Increase retention time:
Since volume of the Aeration tank is also a function of Aeration tank retention time, any change in the retention time would tend to change the volume of Aeration tank as well. The relationship here is directly proportional.
Pumping hours
Practical experience of working at sewage treatment plant has helped establishing a very significant relationship from design perspective. It has been understood that Aeration tank feed flow rate is inversely proportional to the pumping hours.
Putting it the other way, it means pumping units of lower capacity would be enough if run continuously for prolonged hours. Such arrangement would, in turn, also help preventing shock loading making the system ‘treatment efficient’.
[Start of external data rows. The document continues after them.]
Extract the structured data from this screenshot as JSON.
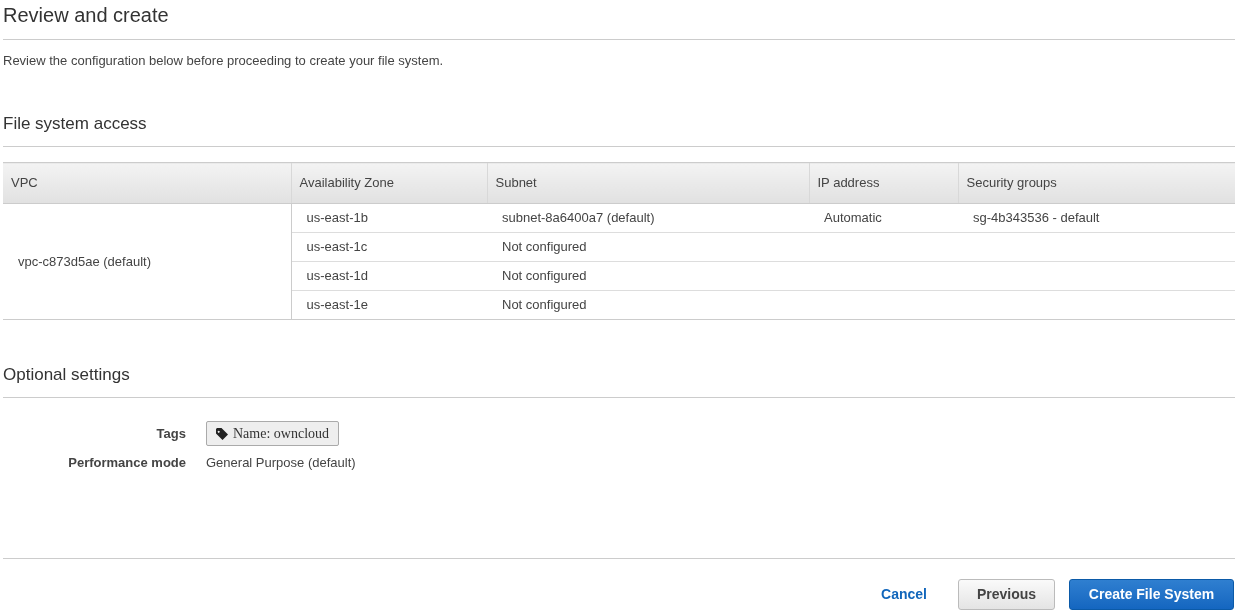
{
  "title": "Review and create",
  "description": "Review the configuration below before proceeding to create your file system.",
  "file_system_access": {
    "heading": "File system access",
    "table": {
      "columns": [
        "VPC",
        "Availability Zone",
        "Subnet",
        "IP address",
        "Security groups"
      ],
      "vpc": "vpc-c873d5ae (default)",
      "rows": [
        {
          "zone": "us-east-1b",
          "subnet": "subnet-8a6400a7 (default)",
          "ip_address": "Automatic",
          "security_groups": "sg-4b343536 - default"
        },
        {
          "zone": "us-east-1c",
          "subnet": "Not configured"
        },
        {
          "zone": "us-east-1d",
          "subnet": "Not configured"
        },
        {
          "zone": "us-east-1e",
          "subnet": "Not configured"
        }
      ]
    }
  },
  "optional_settings": {
    "heading": "Optional settings",
    "tags_label": "Tags",
    "tags": [
      "Name: owncloud"
    ],
    "performance_mode_label": "Performance mode",
    "performance_mode": "General Purpose (default)"
  },
  "buttons": {
    "cancel": "Cancel",
    "previous": "Previous",
    "create": "Create File System"
  }
}
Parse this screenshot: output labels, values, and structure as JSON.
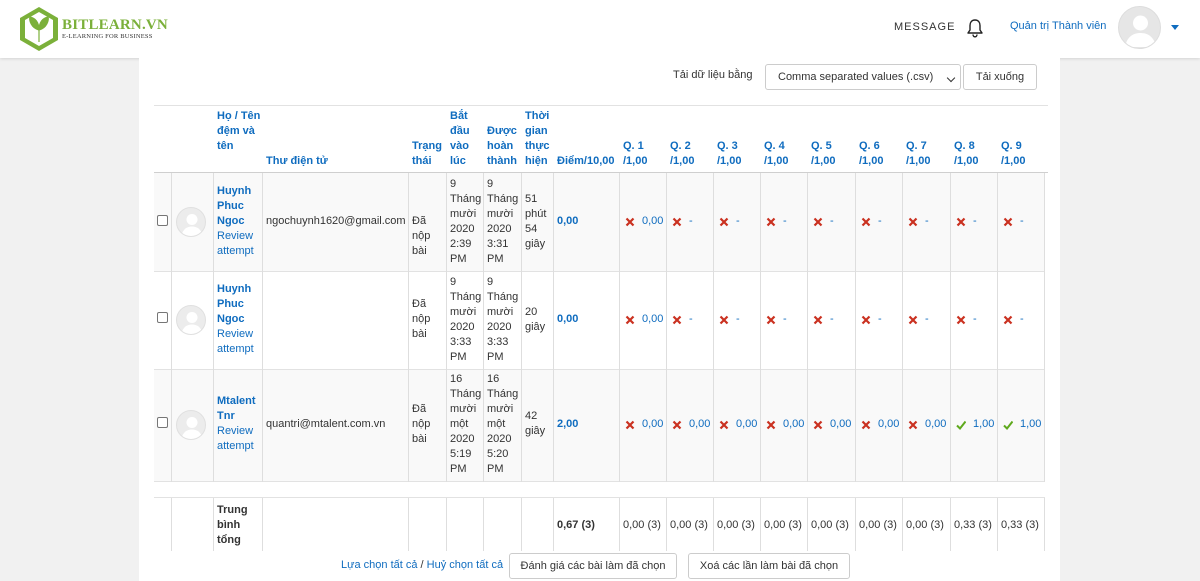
{
  "brand": {
    "name": "BITLEARN.VN",
    "tagline": "E-LEARNING FOR BUSINESS"
  },
  "nav": {
    "message": "MESSAGE",
    "user_link": "Quản trị Thành viên"
  },
  "download": {
    "label": "Tải dữ liệu bằng",
    "format": "Comma separated values (.csv)",
    "button": "Tải xuống"
  },
  "columns": {
    "name": "Họ / Tên đệm và tên",
    "email": "Thư điện tử",
    "state": "Trạng thái",
    "started": "Bắt đầu vào lúc",
    "completed": "Được hoàn thành",
    "duration": "Thời gian thực hiện",
    "grade": "Điểm/10,00",
    "questions": [
      "Q. 1 /1,00",
      "Q. 2 /1,00",
      "Q. 3 /1,00",
      "Q. 4 /1,00",
      "Q. 5 /1,00",
      "Q. 6 /1,00",
      "Q. 7 /1,00",
      "Q. 8 /1,00",
      "Q. 9 /1,00"
    ]
  },
  "rows": [
    {
      "name": "Huynh Phuc Ngoc",
      "review": "Review attempt",
      "email": "ngochuynh1620@gmail.com",
      "state": "Đã nộp bài",
      "started": "9 Tháng mười 2020 2:39 PM",
      "completed": "9 Tháng mười 2020 3:31 PM",
      "duration": "51 phút 54 giây",
      "grade": "0,00",
      "answers": [
        {
          "mark": "x",
          "value": "0,00"
        },
        {
          "mark": "x",
          "value": "-"
        },
        {
          "mark": "x",
          "value": "-"
        },
        {
          "mark": "x",
          "value": "-"
        },
        {
          "mark": "x",
          "value": "-"
        },
        {
          "mark": "x",
          "value": "-"
        },
        {
          "mark": "x",
          "value": "-"
        },
        {
          "mark": "x",
          "value": "-"
        },
        {
          "mark": "x",
          "value": "-"
        }
      ]
    },
    {
      "name": "Huynh Phuc Ngoc",
      "review": "Review attempt",
      "email": "",
      "state": "Đã nộp bài",
      "started": "9 Tháng mười 2020 3:33 PM",
      "completed": "9 Tháng mười 2020 3:33 PM",
      "duration": "20 giây",
      "grade": "0,00",
      "answers": [
        {
          "mark": "x",
          "value": "0,00"
        },
        {
          "mark": "x",
          "value": "-"
        },
        {
          "mark": "x",
          "value": "-"
        },
        {
          "mark": "x",
          "value": "-"
        },
        {
          "mark": "x",
          "value": "-"
        },
        {
          "mark": "x",
          "value": "-"
        },
        {
          "mark": "x",
          "value": "-"
        },
        {
          "mark": "x",
          "value": "-"
        },
        {
          "mark": "x",
          "value": "-"
        }
      ]
    },
    {
      "name": "Mtalent Tnr",
      "review": "Review attempt",
      "email": "quantri@mtalent.com.vn",
      "state": "Đã nộp bài",
      "started": "16 Tháng mười một 2020 5:19 PM",
      "completed": "16 Tháng mười một 2020 5:20 PM",
      "duration": "42 giây",
      "grade": "2,00",
      "answers": [
        {
          "mark": "x",
          "value": "0,00"
        },
        {
          "mark": "x",
          "value": "0,00"
        },
        {
          "mark": "x",
          "value": "0,00"
        },
        {
          "mark": "x",
          "value": "0,00"
        },
        {
          "mark": "x",
          "value": "0,00"
        },
        {
          "mark": "x",
          "value": "0,00"
        },
        {
          "mark": "x",
          "value": "0,00"
        },
        {
          "mark": "check",
          "value": "1,00"
        },
        {
          "mark": "check",
          "value": "1,00"
        }
      ]
    }
  ],
  "average": {
    "label": "Trung bình tổng",
    "grade": "0,67 (3)",
    "questions": [
      "0,00 (3)",
      "0,00 (3)",
      "0,00 (3)",
      "0,00 (3)",
      "0,00 (3)",
      "0,00 (3)",
      "0,00 (3)",
      "0,33 (3)",
      "0,33 (3)"
    ]
  },
  "actions": {
    "select_all": "Lựa chọn tất cả",
    "separator": "/",
    "deselect_all": "Huỷ chọn tất cả",
    "regrade": "Đánh giá các bài làm đã chọn",
    "delete": "Xoá các lần làm bài đã chọn"
  },
  "colors": {
    "link": "#0f6cbf",
    "cross": "#ca3120",
    "check": "#5fa91d",
    "brand": "#7bb03a"
  }
}
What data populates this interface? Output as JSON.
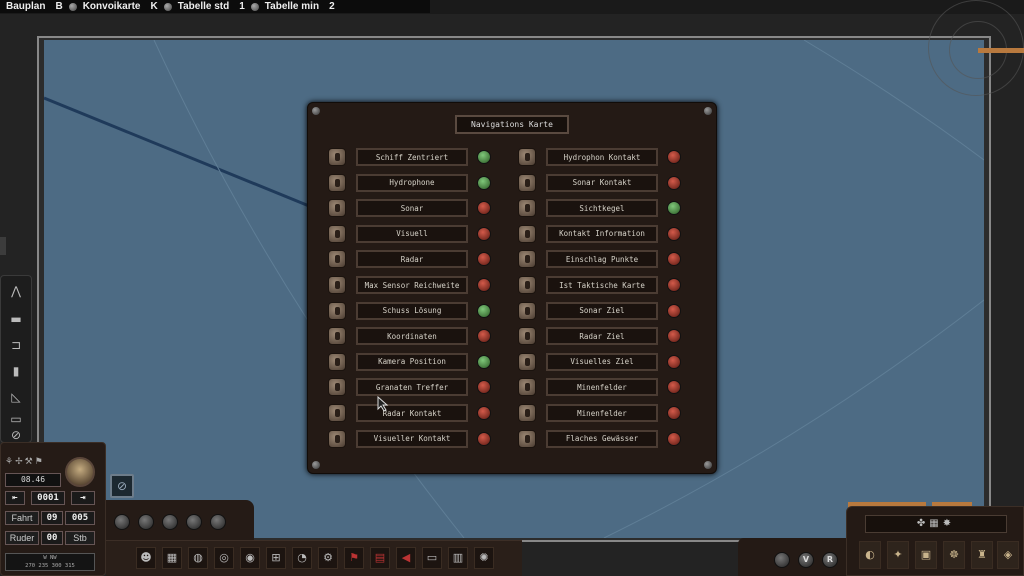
{
  "topbar": {
    "items": [
      {
        "label": "Bauplan",
        "key": "B"
      },
      {
        "label": "Konvoikarte",
        "key": "K"
      },
      {
        "label": "Tabelle std",
        "key": "1"
      },
      {
        "label": "Tabelle min",
        "key": "2"
      }
    ]
  },
  "panel": {
    "title": "Navigations Karte",
    "left_items": [
      {
        "label": "Schiff Zentriert",
        "state": "green"
      },
      {
        "label": "Hydrophone",
        "state": "green"
      },
      {
        "label": "Sonar",
        "state": "red"
      },
      {
        "label": "Visuell",
        "state": "red"
      },
      {
        "label": "Radar",
        "state": "red"
      },
      {
        "label": "Max Sensor Reichweite",
        "state": "red"
      },
      {
        "label": "Schuss Lösung",
        "state": "green"
      },
      {
        "label": "Koordinaten",
        "state": "red"
      },
      {
        "label": "Kamera Position",
        "state": "green"
      },
      {
        "label": "Granaten Treffer",
        "state": "red"
      },
      {
        "label": "Radar Kontakt",
        "state": "red"
      },
      {
        "label": "Visueller Kontakt",
        "state": "red"
      }
    ],
    "right_items": [
      {
        "label": "Hydrophon Kontakt",
        "state": "red"
      },
      {
        "label": "Sonar Kontakt",
        "state": "red"
      },
      {
        "label": "Sichtkegel",
        "state": "green"
      },
      {
        "label": "Kontakt Information",
        "state": "red"
      },
      {
        "label": "Einschlag Punkte",
        "state": "red"
      },
      {
        "label": "Ist Taktische Karte",
        "state": "red"
      },
      {
        "label": "Sonar Ziel",
        "state": "red"
      },
      {
        "label": "Radar Ziel",
        "state": "red"
      },
      {
        "label": "Visuelles Ziel",
        "state": "red"
      },
      {
        "label": "Minenfelder",
        "state": "red"
      },
      {
        "label": "Minenfelder",
        "state": "red"
      },
      {
        "label": "Flaches Gewässer",
        "state": "red"
      }
    ]
  },
  "control": {
    "time": "08.46",
    "value_top": "0001",
    "fahrt_label": "Fahrt",
    "fahrt_a": "09",
    "fahrt_b": "005",
    "ruder_label": "Ruder",
    "ruder_value": "00",
    "ruder_dir": "Stb",
    "scale_top": "W        NW",
    "scale_bottom": "270 235 300 315"
  },
  "mini_buttons": [
    "V",
    "R"
  ],
  "colors": {
    "green_light": "#5fae58",
    "red_light": "#c0483a",
    "map": "#4d6b84",
    "panel": "#241a15"
  }
}
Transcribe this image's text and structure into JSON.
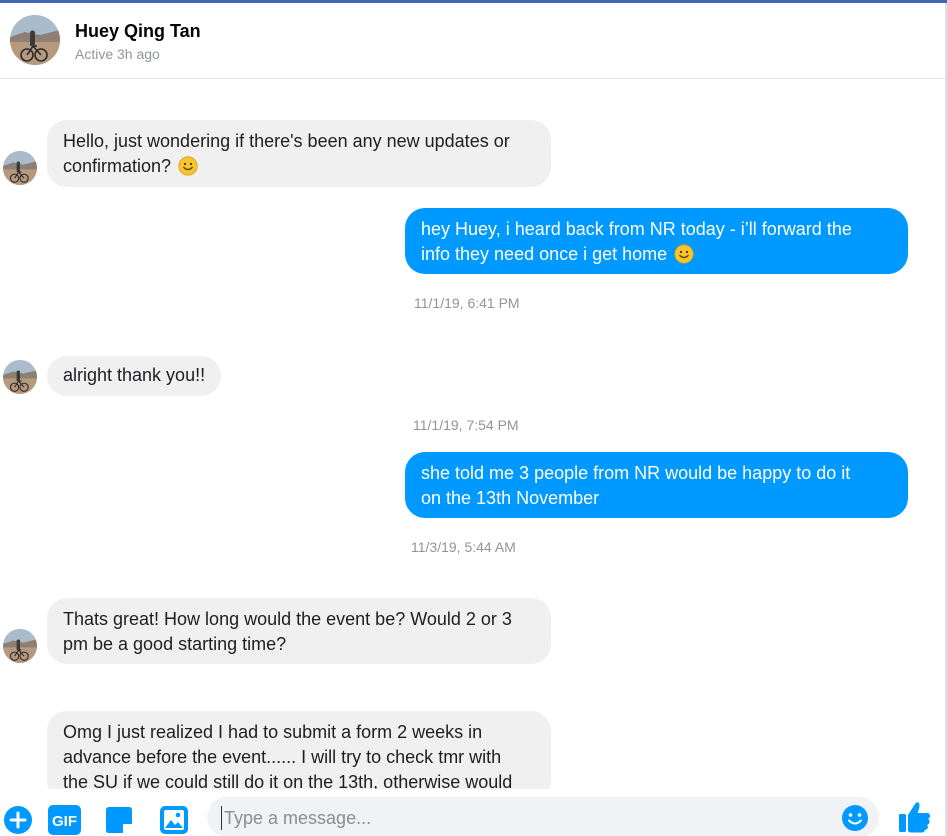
{
  "header": {
    "name": "Huey Qing Tan",
    "status": "Active 3h ago"
  },
  "messages": [
    {
      "from": "them",
      "line1": "Hello, just wondering if there's been any new updates or",
      "line2": "confirmation?",
      "emoji": "slightly-smiling-face-icon"
    },
    {
      "from": "me",
      "line1": "hey Huey, i heard back from NR today - i’ll forward the",
      "line2": "info they need once i get home",
      "emoji": "slightly-smiling-face-icon"
    },
    {
      "from": "them",
      "line1": "alright thank you!!"
    },
    {
      "from": "me",
      "line1": "she told me 3 people from NR would be happy to do it",
      "line2": "on the 13th November"
    },
    {
      "from": "them",
      "line1": "Thats great! How long would the event be? Would 2 or 3",
      "line2": "pm be a good starting time?"
    },
    {
      "from": "them",
      "line1": "Omg I just realized I had to submit a form 2 weeks in",
      "line2": "advance before the event...... I will try to check tmr with",
      "line3": "the SU if we could still do it on the 13th, otherwise would"
    }
  ],
  "timestamps": [
    "11/1/19, 6:41 PM",
    "11/1/19, 7:54 PM",
    "11/3/19, 5:44 AM"
  ],
  "composer": {
    "placeholder": "Type a message...",
    "gif_label": "GIF"
  },
  "colors": {
    "accent": "#0099ff",
    "incoming_bubble": "#f1f0f0",
    "top_bar": "#4267b2"
  }
}
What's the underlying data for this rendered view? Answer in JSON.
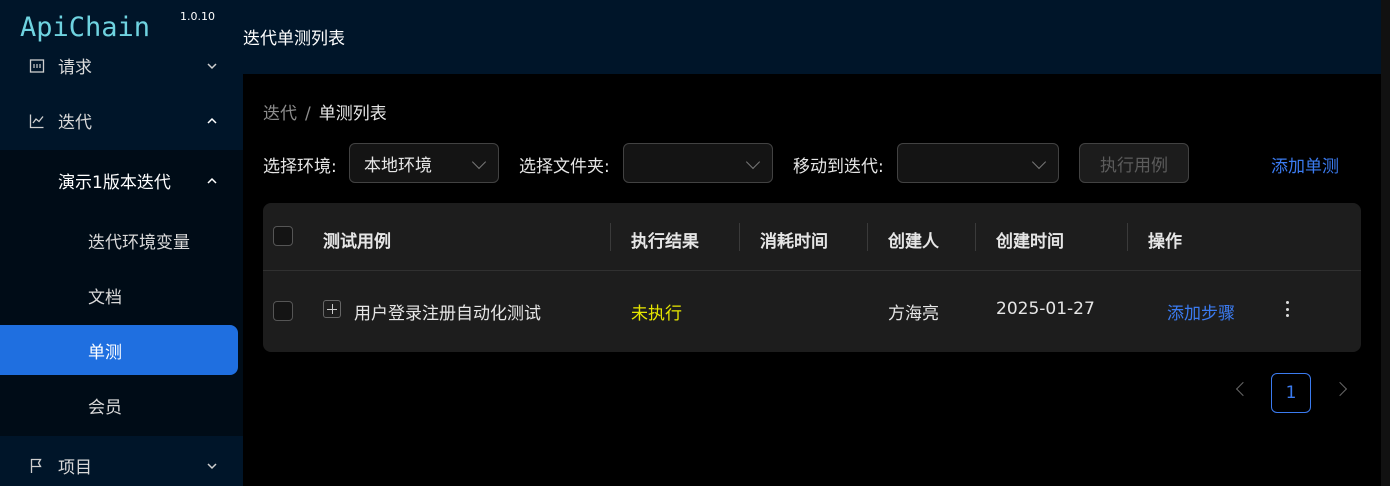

Again, volume of the Aeration tank is also a function of Aeration tank Feed Flow rate, any change in pumping hours would tend to change the volume of Aeration tank. The relationship here is inversely proportional as explained above.
Influent Suspended Solids
Since Percentage Sludge Volume, Return Sludge Rate, System Stabilization duration, Removable Sludge are the functions of Influent Suspended Solids. Any change in Influent Suspended Solids would alter these parameters as under:
Theoretically, at Aeration Tank, approximate Quantity of Sludge, KGS
= (Influent Suspended Solids, mg/L) X (Volume of Aeration Tank, KL)
1000
Theoretically, approximate Volume of Sludge, Cubic Meters
= (Quantity of Sludge, KGS) / Density of Sludge (721 KGS/Cubic Meter)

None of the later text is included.